Review Summary: This combination of strangeness and simplicity is difficult to pull off, highlighting what a talented individual Mattias IA Eklundh truly is.1 of 1 thought this review was well written
Guitar instrumental albums are easily criticized. There are many that dismiss artists such as Steve Vai and Joe Satriani, claiming that they undoubtedly possess vastly impressive playing chops, but have achieved this through ignoring the more essential facet of the guitar, which is song writing ability. As Michael Amott of Arch Enemy once stated concerning the aforementioned Vai, ‘I can’t think of one great riff he’s written. I don’t give a *** if he can make his guitar sound like a car.
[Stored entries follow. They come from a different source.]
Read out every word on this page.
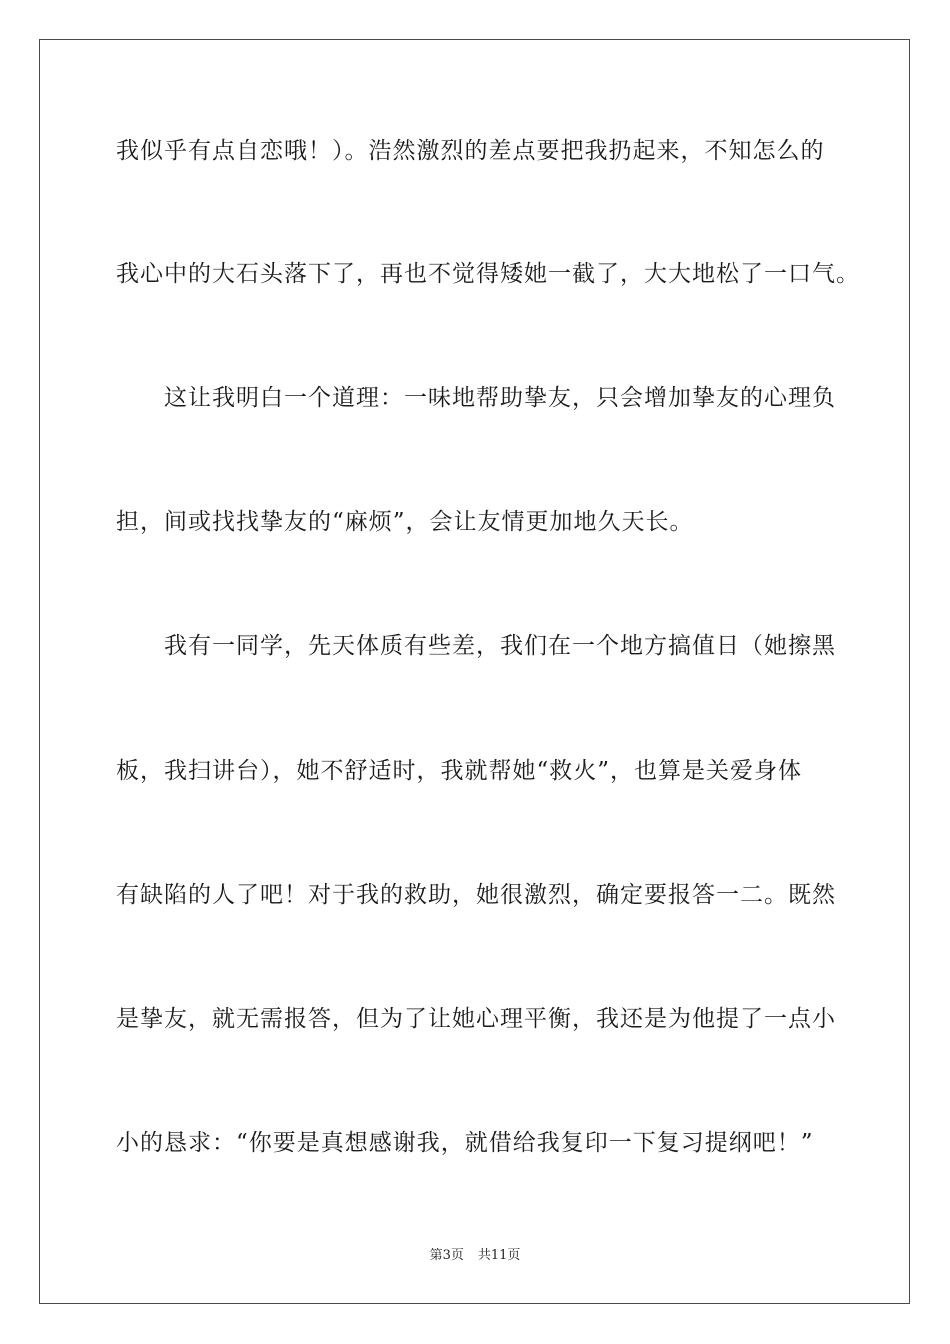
我似乎有点自恋哦！）。浩然激烈的差点要把我扔起来，不知怎么的
我心中的大石头落下了，再也不觉得矮她一截了，大大地松了一口气。
这让我明白一个道理：一味地帮助挚友，只会增加挚友的心理负
担，间或找找挚友的“麻烦”，会让友情更加地久天长。
我有一同学，先天体质有些差，我们在一个地方搞值日（她擦黑
板，我扫讲台），她不舒适时，我就帮她“救火”，也算是关爱身体
有缺陷的人了吧！对于我的救助，她很激烈，确定要报答一二。既然
是挚友，就无需报答，但为了让她心理平衡，我还是为他提了一点小
小的恳求：“你要是真想感谢我，就借给我复印一下复习提纲吧！”
第3页 共11页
I’d rather listen to Kerry King. ‘Reign In Blood’ is just one great riff after another’
Mattias Ia Eklundh may seem like he falls into this same category, but I would argue that his work in ‘The Road Less Travelled’ contains both enough six string prowess and song writing proficiency to mean that it achieves far more than being just an redundant shred-fest. The opening, and title track comes in with a smooth section of jazzy chord work before hitting us with an instantly memorable lead melody that drives the song throughout. Indeed, for all the albums quirkiness, it is pleasing to hear that the melodic focus is never mislaid. Songs such as ‘There’s No Money In Jazz’, introduces itself with a series of rapid chromatic runs (recalling a Eighties arcade game theme), which is fun, yet it is not long before Mattias halts the chaotic leads and injects a stop-start segment that is just as catchy as it is unorthodox. ‘Print This’, although, is the most brilliant example of the album eccentricity. Mimicking the sound of his home printer, Mattias manages to take the most mundane of everyday noises, and create a track that, utilizing a simple, heavy groove, is remarkably unconventional yet also undemanding and enjoyable.
But where the melodious sensibilities really do begin to shine are in the acoustic tracks. The gorgeous ‘Father’ is a relaxing piece which is carried by a sublime guitar line, and whilst the song still takes too many twists and turns to be labelled as straightforward (there is an excellent acoustic solo, which is breezed through with astonishing speed), its acts as a pleasant stop gap between the shred lunacy. ‘Happy Hour’, on the other hand, the only song on the album to contain vocals, is a standard pop rock tune, with Mattias demonstrating his vocal ability with a simple sing along chorus and his know how of how to build a song with a standard structure.
‘The Road Less Travelled’ is an undisputedly fun listen. The distinctive guitar work shy’s away from the typical tap/sweep formula that is present is so many instrumental albums, and although there are a glut of guitar solos, it never seems as though the songs are built around the opportunity to shred. The inventive and off the wall attitude of the songs, coupled with a continued spotlight on hooks, in whatever form they might take, means that the tracks, for all their odd traits, are fundamentally good tracks. This combination of strangeness and simplicity is difficult to pull off, highlighting what a talented individual Mattias IA Eklundh truly is.